Following the Hammers’ 1-1 draw with Leicester, Moyes joined the Sky Sports broadcast crew field-side at the London Stadium. While acknowledging it’s still early days in his tenure, Moyes knows he’s got very little time to build momentum after being appointed manager of a bottom-three side mid-season.

“I thought [the players] worked great in the second half, I think that’s why the crowd reacted so well. I think they are low in confidence. The results haven’t gone [well] and they’ve lost a manager. When it’s like that, it’s difficult. You need some things to go for you now and again.”

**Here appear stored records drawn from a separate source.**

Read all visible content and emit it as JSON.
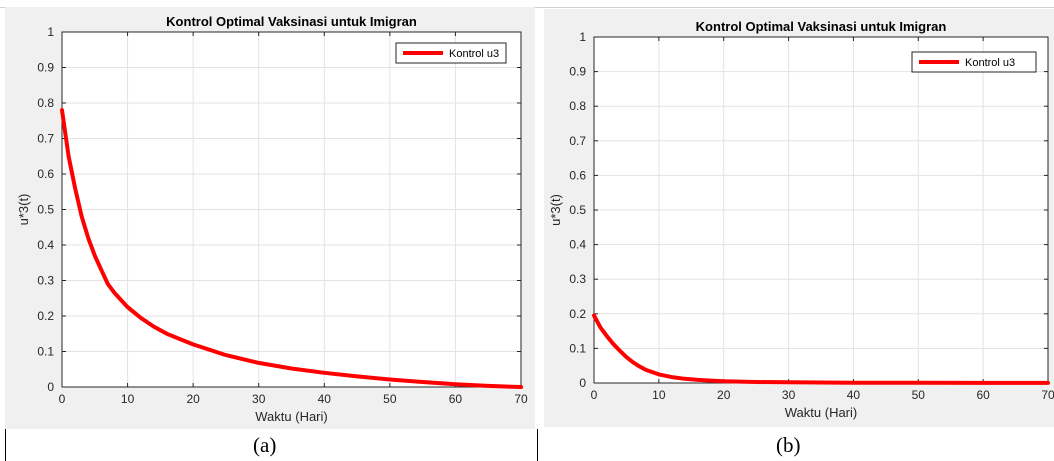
{
  "chart_data": [
    {
      "type": "line",
      "title": "Kontrol Optimal Vaksinasi untuk Imigran",
      "xlabel": "Waktu (Hari)",
      "ylabel": "u*3(t)",
      "xlim": [
        0,
        70
      ],
      "ylim": [
        0,
        1
      ],
      "xticks": [
        "0",
        "10",
        "20",
        "30",
        "40",
        "50",
        "60",
        "70"
      ],
      "yticks": [
        "0",
        "0.1",
        "0.2",
        "0.3",
        "0.4",
        "0.5",
        "0.6",
        "0.7",
        "0.8",
        "0.9",
        "1"
      ],
      "grid": true,
      "legend": "top-right",
      "series": [
        {
          "name": "Kontrol u3",
          "color": "#ff0000",
          "x": [
            0,
            1,
            2,
            3,
            4,
            5,
            6,
            7,
            8,
            9,
            10,
            12,
            14,
            16,
            18,
            20,
            25,
            30,
            35,
            40,
            45,
            50,
            55,
            60,
            65,
            70
          ],
          "y": [
            0.78,
            0.65,
            0.56,
            0.48,
            0.42,
            0.37,
            0.33,
            0.29,
            0.265,
            0.245,
            0.225,
            0.195,
            0.17,
            0.15,
            0.135,
            0.12,
            0.09,
            0.068,
            0.052,
            0.04,
            0.03,
            0.021,
            0.014,
            0.008,
            0.003,
            0.0
          ]
        }
      ]
    },
    {
      "type": "line",
      "title": "Kontrol Optimal Vaksinasi untuk Imigran",
      "xlabel": "Waktu (Hari)",
      "ylabel": "u*3(t)",
      "xlim": [
        0,
        70
      ],
      "ylim": [
        0,
        1
      ],
      "xticks": [
        "0",
        "10",
        "20",
        "30",
        "40",
        "50",
        "60",
        "70"
      ],
      "yticks": [
        "0",
        "0.1",
        "0.2",
        "0.3",
        "0.4",
        "0.5",
        "0.6",
        "0.7",
        "0.8",
        "0.9",
        "1"
      ],
      "grid": true,
      "legend": "top-right",
      "series": [
        {
          "name": "Kontrol u3",
          "color": "#ff0000",
          "x": [
            0,
            1,
            2,
            3,
            4,
            5,
            6,
            7,
            8,
            10,
            12,
            14,
            16,
            18,
            20,
            25,
            30,
            40,
            50,
            60,
            70
          ],
          "y": [
            0.195,
            0.16,
            0.135,
            0.112,
            0.093,
            0.075,
            0.06,
            0.048,
            0.038,
            0.025,
            0.017,
            0.012,
            0.009,
            0.007,
            0.005,
            0.003,
            0.002,
            0.001,
            0.0005,
            0.0003,
            0.0002
          ]
        }
      ]
    }
  ],
  "captions": [
    "(a)",
    "(b)"
  ]
}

As for the Hammers’ most mercurial player, Marko Arnautovic, Moyes has taken a rather hardline approach with the Austrian attacker, and he believes it’s already paying dividends:

“I thought he played really well for us on Sunday, without getting an awful lot of praise for it. Everybody’s said that he hasn’t run, so I said to him, ‘If you don’t run, I won’t play you.’ So, he’s running [now.]

“I don’t think you want to play against Arnautovic if you’re a fullback, because he’s got power, he’s got pace. He probably prefers to play on the left-hand side, but at the moment we’ve got people who want to do that role, so we’re happy to play him on the opposite side. We want him to be a big player, [the club] spent big money on him. We need him to score goals, make goals. He helped us tonight.”